By channelling foreign currency directly into banks, MMA can increase dollar liquidity, making it easier for the Government, local businesses, and individuals to access foreign currency for imports, debt repayments, and other transactions. This would further lead to a reduced reliance on informal or black market currency exchanges, helping stabilize the dollar supply and easing the cash flow problems that currently affect the economy. Additionally, this policy can lead to more effective monitoring of foreign exchange flows, enabling the government to implement better fiscal strategies for managing currency reserves and addressing economic challenges. 

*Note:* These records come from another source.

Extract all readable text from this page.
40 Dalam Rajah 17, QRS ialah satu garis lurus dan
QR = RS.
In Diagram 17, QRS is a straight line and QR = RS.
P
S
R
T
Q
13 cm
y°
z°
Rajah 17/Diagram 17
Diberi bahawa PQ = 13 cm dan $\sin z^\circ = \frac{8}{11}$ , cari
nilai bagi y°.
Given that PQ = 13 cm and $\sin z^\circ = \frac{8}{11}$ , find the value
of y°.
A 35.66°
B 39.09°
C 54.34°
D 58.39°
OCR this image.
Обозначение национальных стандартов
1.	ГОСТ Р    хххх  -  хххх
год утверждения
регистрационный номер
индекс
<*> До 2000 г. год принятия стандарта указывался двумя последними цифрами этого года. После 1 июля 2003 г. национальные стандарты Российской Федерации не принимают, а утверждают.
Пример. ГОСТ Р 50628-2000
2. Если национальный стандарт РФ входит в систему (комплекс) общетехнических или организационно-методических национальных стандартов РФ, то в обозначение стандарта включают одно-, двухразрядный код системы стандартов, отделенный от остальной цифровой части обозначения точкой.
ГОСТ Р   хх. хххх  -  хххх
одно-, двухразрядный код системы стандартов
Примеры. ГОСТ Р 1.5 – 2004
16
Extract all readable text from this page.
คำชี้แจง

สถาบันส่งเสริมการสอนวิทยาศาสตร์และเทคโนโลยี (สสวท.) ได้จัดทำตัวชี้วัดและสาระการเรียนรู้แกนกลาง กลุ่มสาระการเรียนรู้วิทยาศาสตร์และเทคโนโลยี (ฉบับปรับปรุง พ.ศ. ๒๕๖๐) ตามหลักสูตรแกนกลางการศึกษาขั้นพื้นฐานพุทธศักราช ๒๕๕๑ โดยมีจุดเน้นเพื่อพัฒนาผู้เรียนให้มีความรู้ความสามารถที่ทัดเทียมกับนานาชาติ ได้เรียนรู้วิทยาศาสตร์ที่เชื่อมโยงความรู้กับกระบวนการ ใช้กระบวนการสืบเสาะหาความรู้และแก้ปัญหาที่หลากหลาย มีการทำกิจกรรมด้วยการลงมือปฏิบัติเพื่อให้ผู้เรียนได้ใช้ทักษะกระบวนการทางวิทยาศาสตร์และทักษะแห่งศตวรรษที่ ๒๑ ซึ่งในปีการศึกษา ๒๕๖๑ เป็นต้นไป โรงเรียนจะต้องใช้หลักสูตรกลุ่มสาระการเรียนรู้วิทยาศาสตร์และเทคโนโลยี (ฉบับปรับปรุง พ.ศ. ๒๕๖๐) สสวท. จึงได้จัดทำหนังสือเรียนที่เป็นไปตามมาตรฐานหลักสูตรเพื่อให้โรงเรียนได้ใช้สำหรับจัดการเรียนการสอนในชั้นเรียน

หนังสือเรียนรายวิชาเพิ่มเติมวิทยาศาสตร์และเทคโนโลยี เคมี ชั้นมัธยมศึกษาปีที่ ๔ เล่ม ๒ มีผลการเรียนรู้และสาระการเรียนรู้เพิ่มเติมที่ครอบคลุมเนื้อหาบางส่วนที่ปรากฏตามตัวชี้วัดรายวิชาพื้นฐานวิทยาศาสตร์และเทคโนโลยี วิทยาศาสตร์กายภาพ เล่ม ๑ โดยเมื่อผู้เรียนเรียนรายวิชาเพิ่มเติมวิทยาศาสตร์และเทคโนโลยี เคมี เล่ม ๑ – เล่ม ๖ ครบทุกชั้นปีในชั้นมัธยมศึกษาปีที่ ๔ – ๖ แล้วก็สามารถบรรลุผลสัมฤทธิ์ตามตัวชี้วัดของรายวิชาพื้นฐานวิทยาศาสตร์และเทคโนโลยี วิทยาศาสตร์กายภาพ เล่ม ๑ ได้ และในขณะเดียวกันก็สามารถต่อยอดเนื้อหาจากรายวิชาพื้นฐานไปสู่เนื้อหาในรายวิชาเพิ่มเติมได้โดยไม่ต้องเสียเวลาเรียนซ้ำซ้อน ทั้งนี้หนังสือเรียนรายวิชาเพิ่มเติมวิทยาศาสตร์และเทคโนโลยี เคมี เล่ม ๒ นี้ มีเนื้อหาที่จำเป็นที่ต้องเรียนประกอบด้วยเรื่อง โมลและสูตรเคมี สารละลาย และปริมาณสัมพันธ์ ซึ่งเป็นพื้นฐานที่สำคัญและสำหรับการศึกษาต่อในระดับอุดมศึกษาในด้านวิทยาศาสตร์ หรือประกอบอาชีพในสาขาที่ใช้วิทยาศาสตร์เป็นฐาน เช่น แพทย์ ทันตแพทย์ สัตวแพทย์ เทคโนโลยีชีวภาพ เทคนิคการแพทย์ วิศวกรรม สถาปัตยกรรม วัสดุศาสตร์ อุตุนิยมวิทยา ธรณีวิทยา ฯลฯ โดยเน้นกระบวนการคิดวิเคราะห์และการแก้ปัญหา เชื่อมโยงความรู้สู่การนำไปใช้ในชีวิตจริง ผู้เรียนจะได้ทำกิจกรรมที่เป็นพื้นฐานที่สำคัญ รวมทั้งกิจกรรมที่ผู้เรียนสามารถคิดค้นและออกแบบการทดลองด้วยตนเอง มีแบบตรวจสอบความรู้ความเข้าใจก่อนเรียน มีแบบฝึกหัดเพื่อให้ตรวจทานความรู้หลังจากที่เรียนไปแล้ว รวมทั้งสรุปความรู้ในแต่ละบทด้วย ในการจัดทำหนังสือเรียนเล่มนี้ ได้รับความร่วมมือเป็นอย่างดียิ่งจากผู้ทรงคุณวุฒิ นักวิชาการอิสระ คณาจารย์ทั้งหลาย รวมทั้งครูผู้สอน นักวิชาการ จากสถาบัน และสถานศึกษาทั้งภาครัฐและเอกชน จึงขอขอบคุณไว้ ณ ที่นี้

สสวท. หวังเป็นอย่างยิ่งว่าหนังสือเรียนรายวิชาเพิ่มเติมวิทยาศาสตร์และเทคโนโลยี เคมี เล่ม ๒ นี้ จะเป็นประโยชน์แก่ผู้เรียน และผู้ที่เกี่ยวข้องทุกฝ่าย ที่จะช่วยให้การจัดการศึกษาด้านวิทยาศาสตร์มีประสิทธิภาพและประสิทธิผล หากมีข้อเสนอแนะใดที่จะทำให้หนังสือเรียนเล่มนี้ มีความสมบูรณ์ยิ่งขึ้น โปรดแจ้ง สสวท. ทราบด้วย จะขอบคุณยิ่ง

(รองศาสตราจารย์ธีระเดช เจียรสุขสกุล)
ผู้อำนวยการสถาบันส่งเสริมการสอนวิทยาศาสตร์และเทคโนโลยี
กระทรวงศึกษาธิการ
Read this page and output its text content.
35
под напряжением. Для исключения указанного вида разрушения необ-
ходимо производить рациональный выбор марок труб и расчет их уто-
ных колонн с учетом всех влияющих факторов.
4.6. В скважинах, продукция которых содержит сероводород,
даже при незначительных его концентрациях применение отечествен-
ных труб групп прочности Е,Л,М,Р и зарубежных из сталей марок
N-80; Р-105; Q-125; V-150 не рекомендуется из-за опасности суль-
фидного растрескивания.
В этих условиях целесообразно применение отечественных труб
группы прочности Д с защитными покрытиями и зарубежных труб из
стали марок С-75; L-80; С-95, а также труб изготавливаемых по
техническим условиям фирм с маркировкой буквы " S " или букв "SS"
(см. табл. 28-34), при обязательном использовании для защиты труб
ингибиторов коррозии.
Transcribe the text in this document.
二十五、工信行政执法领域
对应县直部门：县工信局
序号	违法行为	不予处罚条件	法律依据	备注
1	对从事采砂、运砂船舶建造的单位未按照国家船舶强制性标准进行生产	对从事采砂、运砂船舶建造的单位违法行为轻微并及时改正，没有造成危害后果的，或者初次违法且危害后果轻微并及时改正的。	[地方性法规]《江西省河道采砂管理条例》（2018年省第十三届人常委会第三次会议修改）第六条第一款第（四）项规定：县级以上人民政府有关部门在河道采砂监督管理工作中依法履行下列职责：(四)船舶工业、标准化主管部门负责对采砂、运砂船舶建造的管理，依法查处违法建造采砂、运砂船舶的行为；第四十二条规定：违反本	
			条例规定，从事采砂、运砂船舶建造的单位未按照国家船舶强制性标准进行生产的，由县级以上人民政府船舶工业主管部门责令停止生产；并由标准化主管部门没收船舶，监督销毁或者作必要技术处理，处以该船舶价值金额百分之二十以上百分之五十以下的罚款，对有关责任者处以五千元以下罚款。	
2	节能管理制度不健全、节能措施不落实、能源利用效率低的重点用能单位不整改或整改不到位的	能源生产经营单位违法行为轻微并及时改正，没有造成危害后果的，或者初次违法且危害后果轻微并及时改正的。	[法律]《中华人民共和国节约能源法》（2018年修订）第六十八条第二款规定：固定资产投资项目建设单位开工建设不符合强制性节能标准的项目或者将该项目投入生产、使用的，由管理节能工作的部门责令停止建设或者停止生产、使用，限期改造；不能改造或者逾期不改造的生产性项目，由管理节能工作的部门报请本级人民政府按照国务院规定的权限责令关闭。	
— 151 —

In order to hold resorts liable for the new rules published by MMA, the authority has also made it a requirement for resorts to submit the records to MMA after transferring the foreign currency to the bank. With these changes, MMA is officially forcing the tourism industry to implement a much needed rule that the industry has been avoiding for the past 53 or so years - exchanging dollars at a fixed rate by involving the banking system. With the new rule, tourist operators will be forced to exchange and deposit around USD 500 for each tourist visiting resorts, integrated resorts, resort hotels, hotels, tourist vehicles and other such places.

Although the new foreign exchange rule will bring some much needed major changes within the industry, some of the exemptions include:

  • Money spent of the Government or the state
  • Transactions with remittance service providers
  • Transactions relating to insurance policies sold within the tourism sector
  • Foreign transactions
  • Price of goods and services sold to tourists
  • Price of exported goods and services
  • For goods or services purchased from a business that earns foreign currency income
  • Dividend payments and transactions between shareholders in a foreign currency-earning business.
  • Buying and selling shares in a business that earns foreign currency.
  • Payment of salaries and allowances in foreign currency if required by a foreign currency earning business.
  • Prices of goods and services sold to tourists by duty free shops.

The new foreign exchange rule marks a significant shift, repealing the 37-year-old regulation that had been in place since March 1, 1987. This change reflects the Maldives' efforts to modernize its foreign exchange policies and address the growing need for improved dollar liquidity within the economy.